Not applicable
A 65-year-old female with comorbidities including HIV and breast cancer in remission presented with new-onset psychosis, characterized by paranoid delusions and auditory and visual hallucinations. Upon admission, she exhibited mild asymmetric resting tremor and speech hesitancy. Her neurological exam subsequently progressed to reveal marked parkinsonism, including bradykinesia, cogwheel rigidity, hypophonia, hypomimia, freezing of gait, and mutism, alongside persistent psychotic symptoms. There were no systemic symptoms or signs, such as skin or joint manifestations.

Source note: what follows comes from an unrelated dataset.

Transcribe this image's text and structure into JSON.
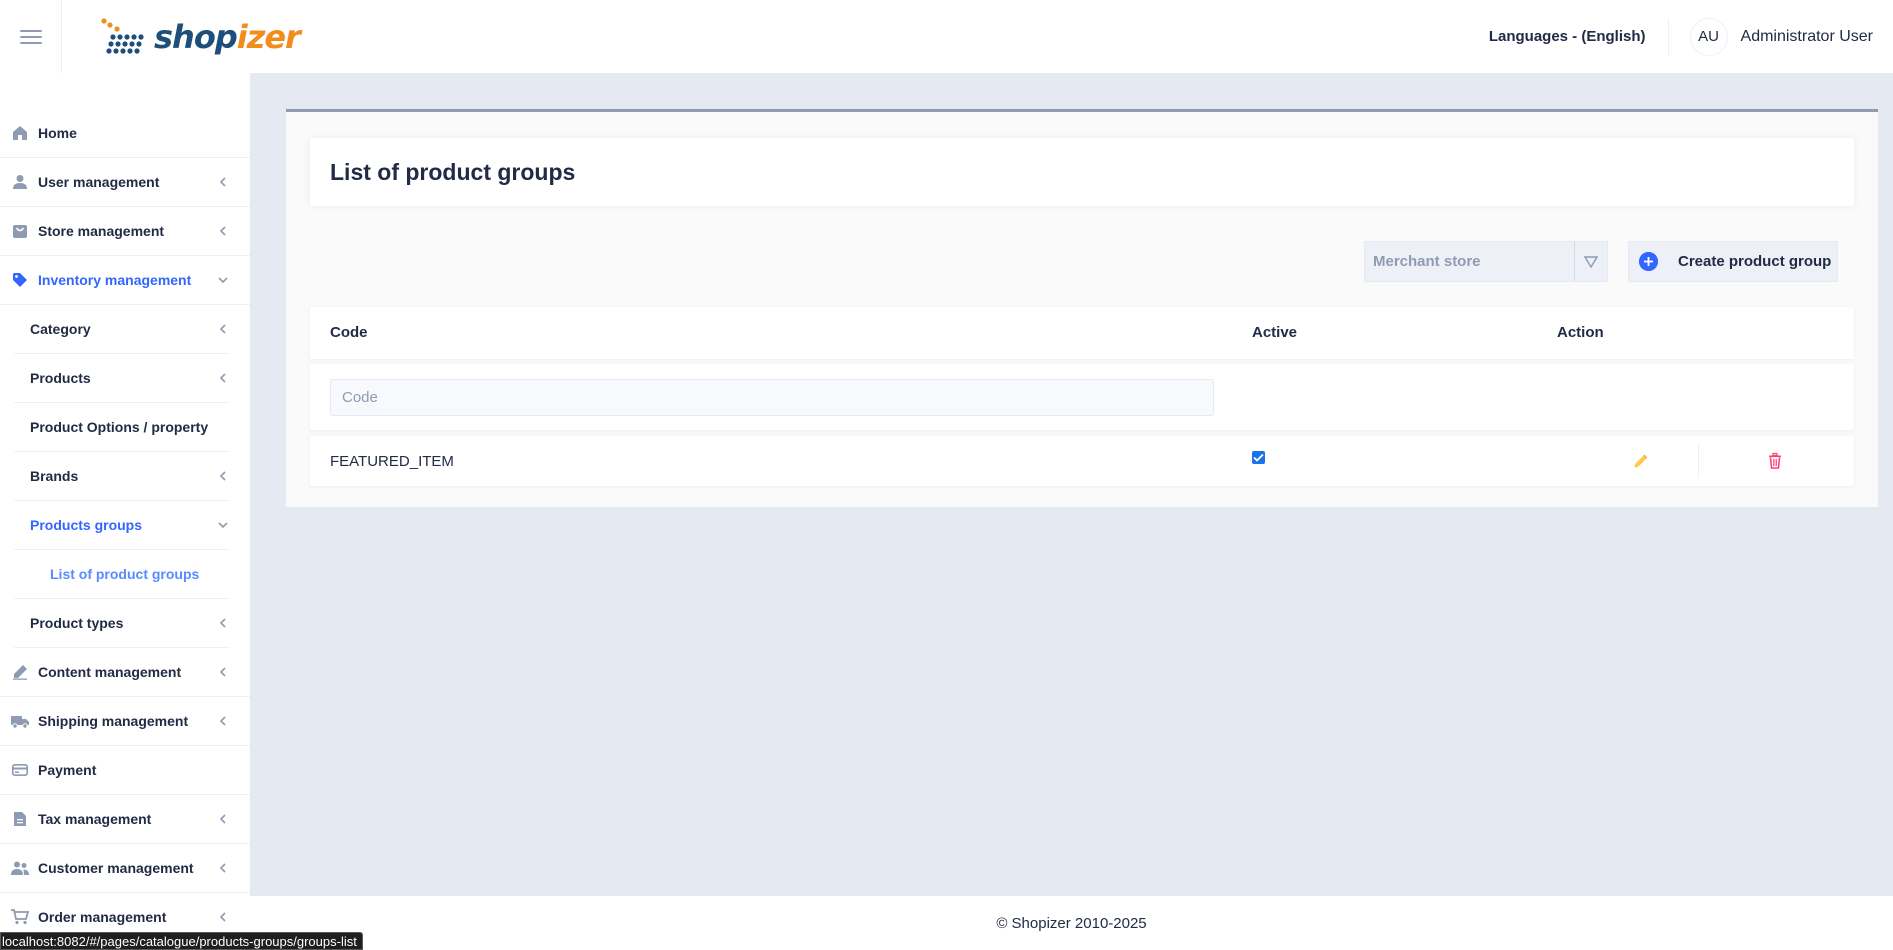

Extensive workup, including brain MRI and CSF analysis, ruled out metabolic, infectious, neoplastic, and structural causes. Dementia with Lewy bodies, drug-induced parkinsonism, leptomeningeal carcinomatosis, and autoimmune encephalitis were considered but excluded based on clinical course and serum and CSF studies. Serology revealed positive ANA, anti-Sm, and hypocomplementemia, leading to a diagnosis of neuropsychiatric SLE per 2019 EULAR/ACR criteria. Treatment with high-dose steroids, plasmapheresis, cyclophosphamide, and hydroxychloroquine resulted in resolution of both psychiatric and parkinsonian symptoms, with sustained remission at 6-month follow-up.